Smaller comment related. I think there are some (not a ton) of examples of papers that use active nulls. A classic example, if I recall correctly, is Townsend 1994 on village risk sharing. The model is that with perfect village risksharing, household consumption is equal to per capita income in the village and own income is irrelevant. So, regressing own consumption on individual and village mean income should give coeffs of 0 and 1, respectively. This is tested, and would represent an active null in your terms.
I agree with Dan Millimet that ignoring small stuff without knowing it is small is a problem. And I agree with Sheridan Grant that my techniques are intended to help you figure that out. I'm just agreeable all around!
1. I think where the book diverges from "art vs. science" is its emphasis on credibility. I think most (social) scientists wouldn't say that the artistic aspects of an analysis lend it credibility, and they might also think of the artistic choices as not being of much consequence. Taking up your binary outcome model example, it seems like folks tend to choose probit vs. logistic regression based on personal preference, but one is probably truly more appropriate for any given analysis. "Craftsmanship" points out that there are better and worse ways, more and less correct ways, of doing the "art" part of the analysis. 2. I view the "scale" chapter as demonstrating how to decide where the "system" ends and begins.

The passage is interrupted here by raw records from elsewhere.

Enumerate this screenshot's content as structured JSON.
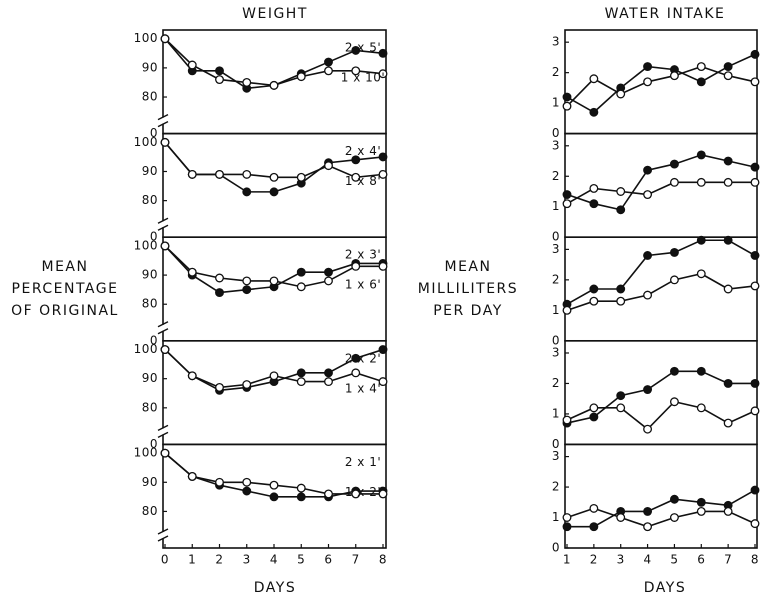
{
  "chart_data": [
    {
      "type": "line",
      "title": "WEIGHT",
      "x": [
        0,
        1,
        2,
        3,
        4,
        5,
        6,
        7,
        8
      ],
      "xlim": [
        0,
        8
      ],
      "ylim": [
        0,
        103
      ],
      "y_break": [
        3,
        75
      ],
      "yticks": [
        0,
        80,
        90,
        100
      ],
      "series": [
        {
          "name": "2 x 5'",
          "color": "#111111",
          "marker_fill": "#111111",
          "values": [
            100,
            89,
            89,
            83,
            84,
            88,
            92,
            96,
            95
          ]
        },
        {
          "name": "1 x 10'",
          "color": "#111111",
          "marker_fill": "#ffffff",
          "values": [
            100,
            91,
            86,
            85,
            84,
            87,
            89,
            89,
            88
          ]
        }
      ]
    },
    {
      "type": "line",
      "x": [
        0,
        1,
        2,
        3,
        4,
        5,
        6,
        7,
        8
      ],
      "xlim": [
        0,
        8
      ],
      "ylim": [
        0,
        103
      ],
      "y_break": [
        3,
        75
      ],
      "yticks": [
        0,
        80,
        90,
        100
      ],
      "series": [
        {
          "name": "2 x 4'",
          "color": "#111111",
          "marker_fill": "#111111",
          "values": [
            100,
            89,
            89,
            83,
            83,
            86,
            93,
            94,
            95
          ]
        },
        {
          "name": "1 x 8'",
          "color": "#111111",
          "marker_fill": "#ffffff",
          "values": [
            100,
            89,
            89,
            89,
            88,
            88,
            92,
            88,
            89
          ]
        }
      ]
    },
    {
      "type": "line",
      "y_label": [
        "MEAN",
        "PERCENTAGE",
        "OF ORIGINAL"
      ],
      "x": [
        0,
        1,
        2,
        3,
        4,
        5,
        6,
        7,
        8
      ],
      "xlim": [
        0,
        8
      ],
      "ylim": [
        0,
        103
      ],
      "y_break": [
        3,
        75
      ],
      "yticks": [
        0,
        80,
        90,
        100
      ],
      "series": [
        {
          "name": "2 x 3'",
          "color": "#111111",
          "marker_fill": "#111111",
          "values": [
            100,
            90,
            84,
            85,
            86,
            91,
            91,
            94,
            94
          ]
        },
        {
          "name": "1 x 6'",
          "color": "#111111",
          "marker_fill": "#ffffff",
          "values": [
            100,
            91,
            89,
            88,
            88,
            86,
            88,
            93,
            93
          ]
        }
      ]
    },
    {
      "type": "line",
      "x": [
        0,
        1,
        2,
        3,
        4,
        5,
        6,
        7,
        8
      ],
      "xlim": [
        0,
        8
      ],
      "ylim": [
        0,
        103
      ],
      "y_break": [
        3,
        75
      ],
      "yticks": [
        0,
        80,
        90,
        100
      ],
      "series": [
        {
          "name": "2 x 2'",
          "color": "#111111",
          "marker_fill": "#111111",
          "values": [
            100,
            91,
            86,
            87,
            89,
            92,
            92,
            97,
            100
          ]
        },
        {
          "name": "1 x 4'",
          "color": "#111111",
          "marker_fill": "#ffffff",
          "values": [
            100,
            91,
            87,
            88,
            91,
            89,
            89,
            92,
            89
          ]
        }
      ]
    },
    {
      "type": "line",
      "x_label": "DAYS",
      "x": [
        0,
        1,
        2,
        3,
        4,
        5,
        6,
        7,
        8
      ],
      "xlim": [
        0,
        8
      ],
      "xticks": [
        0,
        1,
        2,
        3,
        4,
        5,
        6,
        7,
        8
      ],
      "ylim": [
        0,
        103
      ],
      "y_break": [
        3,
        75
      ],
      "yticks": [
        80,
        90,
        100
      ],
      "series": [
        {
          "name": "2 x 1'",
          "color": "#111111",
          "marker_fill": "#111111",
          "values": [
            100,
            92,
            89,
            87,
            85,
            85,
            85,
            87,
            87
          ]
        },
        {
          "name": "1 x 2'",
          "color": "#111111",
          "marker_fill": "#ffffff",
          "values": [
            100,
            92,
            90,
            90,
            89,
            88,
            86,
            86,
            86
          ]
        }
      ]
    },
    {
      "type": "line",
      "title": "WATER INTAKE",
      "x": [
        1,
        2,
        3,
        4,
        5,
        6,
        7,
        8
      ],
      "xlim": [
        1,
        8
      ],
      "ylim": [
        0,
        3.4
      ],
      "yticks": [
        0,
        1,
        2,
        3
      ],
      "series": [
        {
          "color": "#111111",
          "marker_fill": "#111111",
          "values": [
            1.2,
            0.7,
            1.5,
            2.2,
            2.1,
            1.7,
            2.2,
            2.6
          ]
        },
        {
          "color": "#111111",
          "marker_fill": "#ffffff",
          "values": [
            0.9,
            1.8,
            1.3,
            1.7,
            1.9,
            2.2,
            1.9,
            1.7
          ]
        }
      ]
    },
    {
      "type": "line",
      "x": [
        1,
        2,
        3,
        4,
        5,
        6,
        7,
        8
      ],
      "xlim": [
        1,
        8
      ],
      "ylim": [
        0,
        3.4
      ],
      "yticks": [
        0,
        1,
        2,
        3
      ],
      "series": [
        {
          "color": "#111111",
          "marker_fill": "#111111",
          "values": [
            1.4,
            1.1,
            0.9,
            2.2,
            2.4,
            2.7,
            2.5,
            2.3
          ]
        },
        {
          "color": "#111111",
          "marker_fill": "#ffffff",
          "values": [
            1.1,
            1.6,
            1.5,
            1.4,
            1.8,
            1.8,
            1.8,
            1.8
          ]
        }
      ]
    },
    {
      "type": "line",
      "y_label": [
        "MEAN",
        "MILLILITERS",
        "PER DAY"
      ],
      "x": [
        1,
        2,
        3,
        4,
        5,
        6,
        7,
        8
      ],
      "xlim": [
        1,
        8
      ],
      "ylim": [
        0,
        3.4
      ],
      "yticks": [
        0,
        1,
        2,
        3
      ],
      "series": [
        {
          "color": "#111111",
          "marker_fill": "#111111",
          "values": [
            1.2,
            1.7,
            1.7,
            2.8,
            2.9,
            3.3,
            3.3,
            2.8
          ]
        },
        {
          "color": "#111111",
          "marker_fill": "#ffffff",
          "values": [
            1.0,
            1.3,
            1.3,
            1.5,
            2.0,
            2.2,
            1.7,
            1.8
          ]
        }
      ]
    },
    {
      "type": "line",
      "x": [
        1,
        2,
        3,
        4,
        5,
        6,
        7,
        8
      ],
      "xlim": [
        1,
        8
      ],
      "ylim": [
        0,
        3.4
      ],
      "yticks": [
        0,
        1,
        2,
        3
      ],
      "series": [
        {
          "color": "#111111",
          "marker_fill": "#111111",
          "values": [
            0.7,
            0.9,
            1.6,
            1.8,
            2.4,
            2.4,
            2.0,
            2.0
          ]
        },
        {
          "color": "#111111",
          "marker_fill": "#ffffff",
          "values": [
            0.8,
            1.2,
            1.2,
            0.5,
            1.4,
            1.2,
            0.7,
            1.1
          ]
        }
      ]
    },
    {
      "type": "line",
      "x_label": "DAYS",
      "x": [
        1,
        2,
        3,
        4,
        5,
        6,
        7,
        8
      ],
      "xlim": [
        1,
        8
      ],
      "xticks": [
        1,
        2,
        3,
        4,
        5,
        6,
        7,
        8
      ],
      "ylim": [
        0,
        3.4
      ],
      "yticks": [
        0,
        1,
        2,
        3
      ],
      "series": [
        {
          "color": "#111111",
          "marker_fill": "#111111",
          "values": [
            0.7,
            0.7,
            1.2,
            1.2,
            1.6,
            1.5,
            1.4,
            1.9
          ]
        },
        {
          "color": "#111111",
          "marker_fill": "#ffffff",
          "values": [
            1.0,
            1.3,
            1.0,
            0.7,
            1.0,
            1.2,
            1.2,
            0.8
          ]
        }
      ]
    }
  ]
}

There's always a tradeoff to modeling more stuff, but how can you know whether modeling something is worthwhile? Also, the chapter is about how you can know that something is small, rather than just assuming it away. I agree that folks often ignore "small" stuff that might actually be pretty important on the basis of convenience, but the books approach is the opposite: rather than centering your analysis around a model or theory and then assuming away anything inconvenient, you use scale rigorously up front to determine the boundaries of your system.